天狐は精霊たちに歓迎されながら、集落に足を踏み入れる。慕われているんだね。
ひとしきり再会を喜んだあと、天狐は家の前で固まっていた私に視線を向けた。
『人間、どうだ、精霊界での暮らしは』
「は、はい。とってもよくしてもらっています。みなさんお優しいですし、不自由は何もありません」
『そうか。それならいい』
初対面ではあれほど厳しい物言いだったのに、気に掛けてくれたみたいだ。
そういえば、使いを出したのもこの家を用意したのも、彼の指示だという。
天狐は私の前に歩いてきて、鼻をぐいと近づけた。驚いて、思わず一歩下がる。
『ふむ』
匂いを嗅いでいるかな。
顔だけで私の身体よりも大きいから、ちょっと恐ろしい。
『やはり、霊力があるようだ。精霊界に馴染んだことで、目覚めかけておる』
「霊力って、最初に会った時に言っていた……」
『うむ。大地と調和し、自然の理を利用する力よ。精霊魔法という呼び方をすることもある』
「精霊魔法……」
私に魔術は使えない。
生まれた時から魔力がないのだ。生活において魔術は必須で、特に私が住んでいたような田舎の農村では、命に直結する。

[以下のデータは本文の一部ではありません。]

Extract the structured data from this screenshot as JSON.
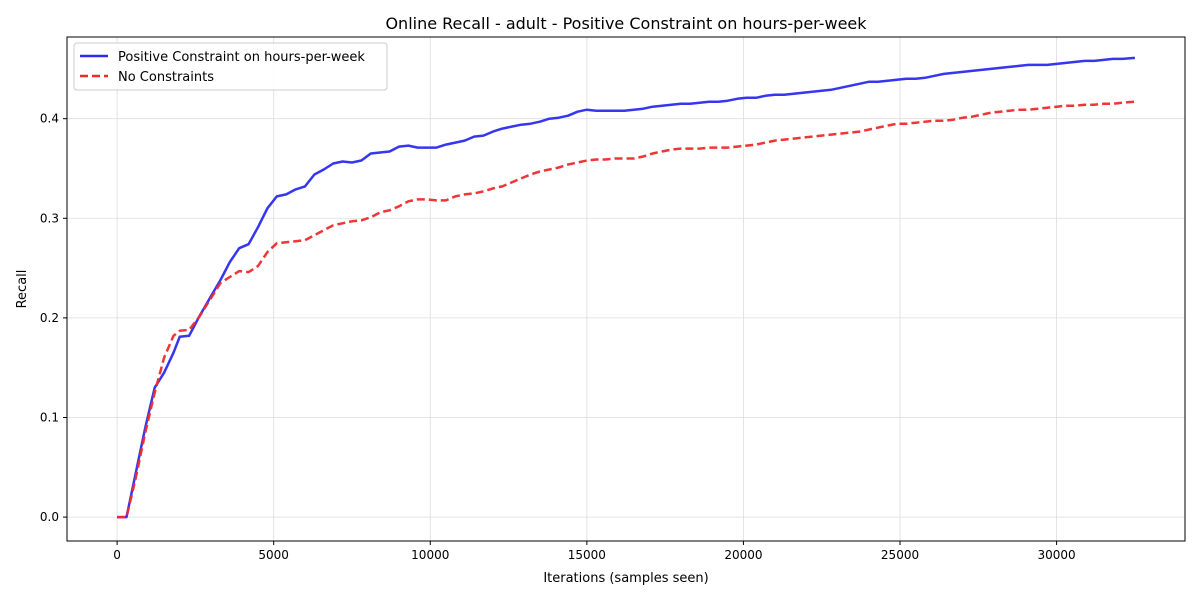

火を起こす魔術、雪を解かす魔術、食料を長持ちさせる魔術。どれもなくてはならぬものだ。
中央では、さらに魔術の開発が進んでいると聞く。そんな時代において、私は落ちこぼれ以外の何者でもなかった。
『貴様に魔力がないのは当然であろうな。より上位の霊力が身体に満ちておるのだから、魔力が入る隙間などあるまいて。……しかし人間の身で霊力を持つなどあり得ぬはずだが、実際に目にすれば、我の認識を改めるほかない』
「なぜ私に霊力があるのですか?」
『さあな。わからぬことは、考えても詮無きことよ。それよりも、もっと大事なことがあろう。どうだ、人間。我らが精霊魔法、会得してみる気はあるか?』
天狐がにやりと口角を上げて、私に提案した。
私の中にあるという、霊力という力。それがあれば、落ちこぼれのはずの私が、魔術を使うことができる。
それも、人間には使えない精霊魔法を。
『これまで通り、己を押し殺し、無為に生きるというのならそれでもよかろう。だが貴様に、まだ欲があるというのなら――その力、ものにしてみよ』
「私は……」
俯いて、巫女装束を両手でぎゅっと握りしめる。
自分は落ちこぼれだと思って生きてきた。だから、いらない子だと言われ、捨てられても仕方ない。私が巫女の役目を放り出せば、他の誰かが犠牲になる。なら、自分が我慢すればいい。そう思っていた。
でも、もし……今からでも遅くないのなら。
「私は、強くなりたい」
『いいだろう』
天狐はさらに笑みを深めて、獰猛に牙をむき出しにした。